Theologically, most evangelicals still described themselves as wretched sinners in need of God’s grace; no sinner had any right to claim to be better than any other. Yet Protestants’ ideas about sin as a moral concept often diverged from their notions of sin as a matter of theology or salvation. When talking about salvation, many Protestants sniffed at claims of moral goodness. Those who avoided overt acts of sin were guilty of hidden sins in their hearts, and they could claim no moral innocence before God. Yet caution is in order. The theological claim that everyone was a guilty sinner before God did not automatically translate into a notion that everyone was guilty of significant moral wrongdoing in human terms. While morality did not bring salvation, Protestants often still cared deeply about their status as morally good people. Even Protestants who rejected theologies of perfectionism showed a growing tendency to envision the life of a true Christian as one relatively free of serious moral transgressions. Publicly confessing one’s sinfulness—proclaiming oneself the “chief of sinners”—was a mark of piety and Christian humility; confessing concrete sins, however, often produced very different results, raising troubling questions about one’s status as a good person and true Christian. (One might remember Arthur Dimmesdale’s first confession of sinfulness in Nathaniel Hawthorne’s Scarlet Letter (1850). Dimmesdale “told his hearers that he was altogether vile, a viler companion of the vilest, the worst of sinners, an abomination, a thing of unimaginable iniquity.” But this confession was deceptive. “The minister well knew—subtle, but remorseful hypocrite that he was!—the light in which his vague confession would be viewed,” as a mark of piety and Christian humility rather than concrete guilt.)

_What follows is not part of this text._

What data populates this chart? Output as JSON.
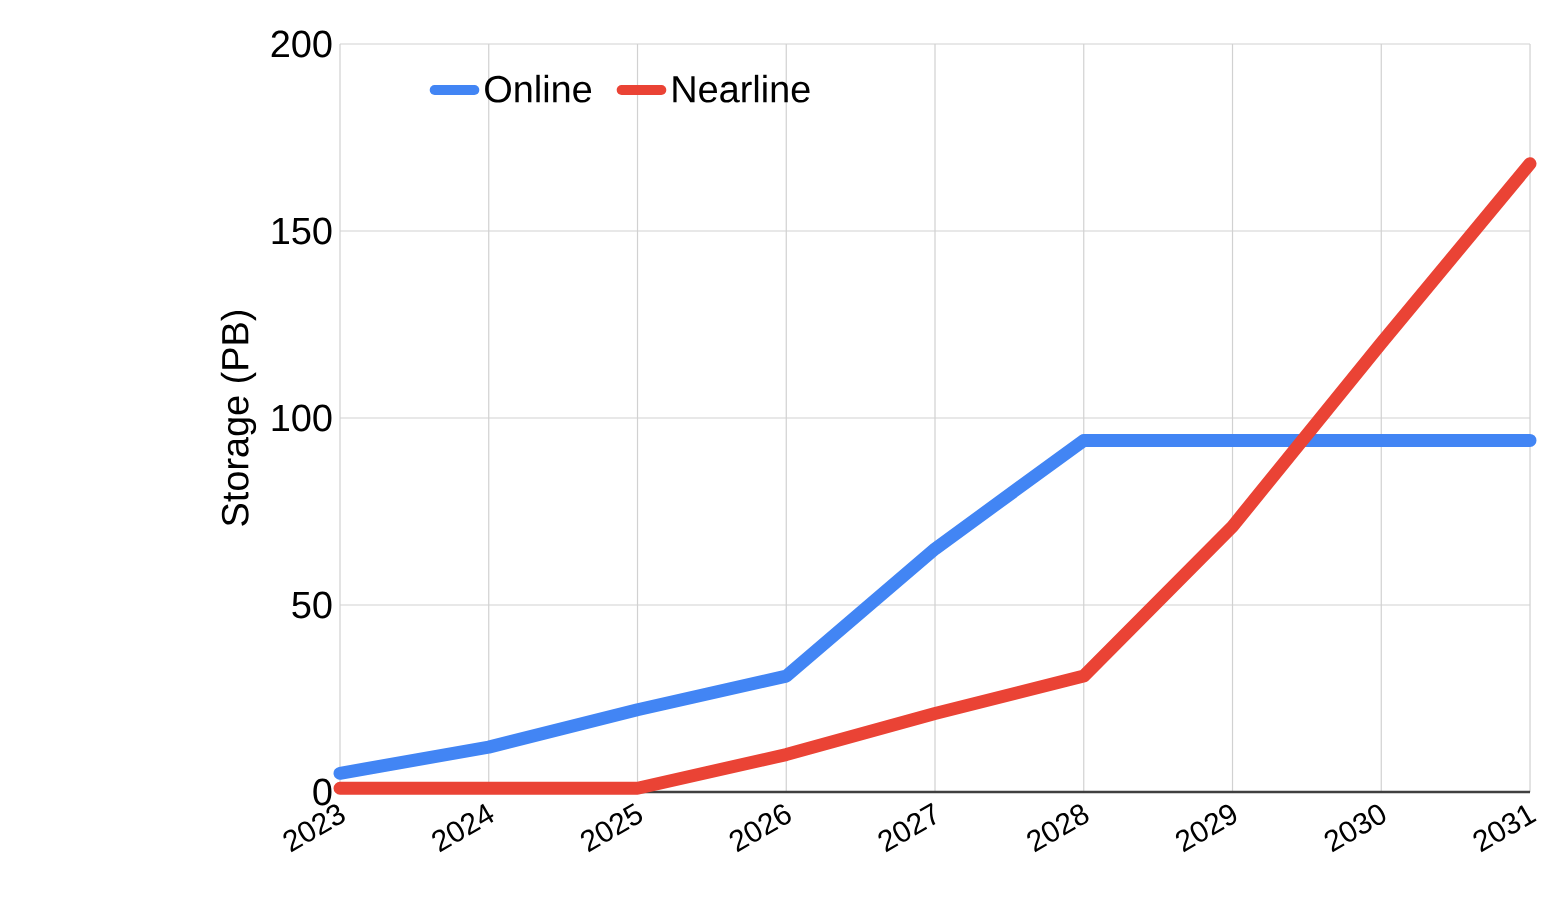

Catholics were not immune to these changes in thinking, but during the nineteenth century, these transformations were more pronounced and more rapid within Protestantism. The central place of confession in Catholic piety made it more difficult for sin to retreat from either the public discourse of the church or individual Catholics’ self-understanding. Having to examine their consciences and confess their sins to a priest ensured that Catholics not only remembered that they shared the universal human condition of sinfulness, but also that they were guilty of specific sins. Sacramental confession forced Catholics to grapple with their misdeeds in their concrete particularity. Confession entailed naming specific sinful acts, noting any aggravating circumstances, and counting all occurrences. Contrition meant not simply regretting the misdeed and feeling sorrow; it also entailed a willingness to undo, as much as possible, the damage caused by sin, even at great personal cost. (Nineteenth century Catholics were routinely required to make reparations for their sins.) While Catholics divided sins into minor “venial” sins and “grievous” or “mortal” sins, this distinction was based primarily on the character of the act, not the actor—everyone was liable to fall into mortal sin. Priests reminded Catholics that even one unconfessed mortal sin would imperil their salvation. But just as significantly, while the language of sin pervaded nineteenth-century Catholicism, Catholics consistently rhetorically linked the problem of sin to the solution of confession. This emphasis on sins as discrete acts—rather than as dispositions of the heart—made Catholics slower to draw sharp dividing lines between the good and the wicked; today’s sinner might be tomorrow’s saint, and even saints needed confession. The confessional door broke the solidity of any wall that could be constructed between the “good” and the “wicked.”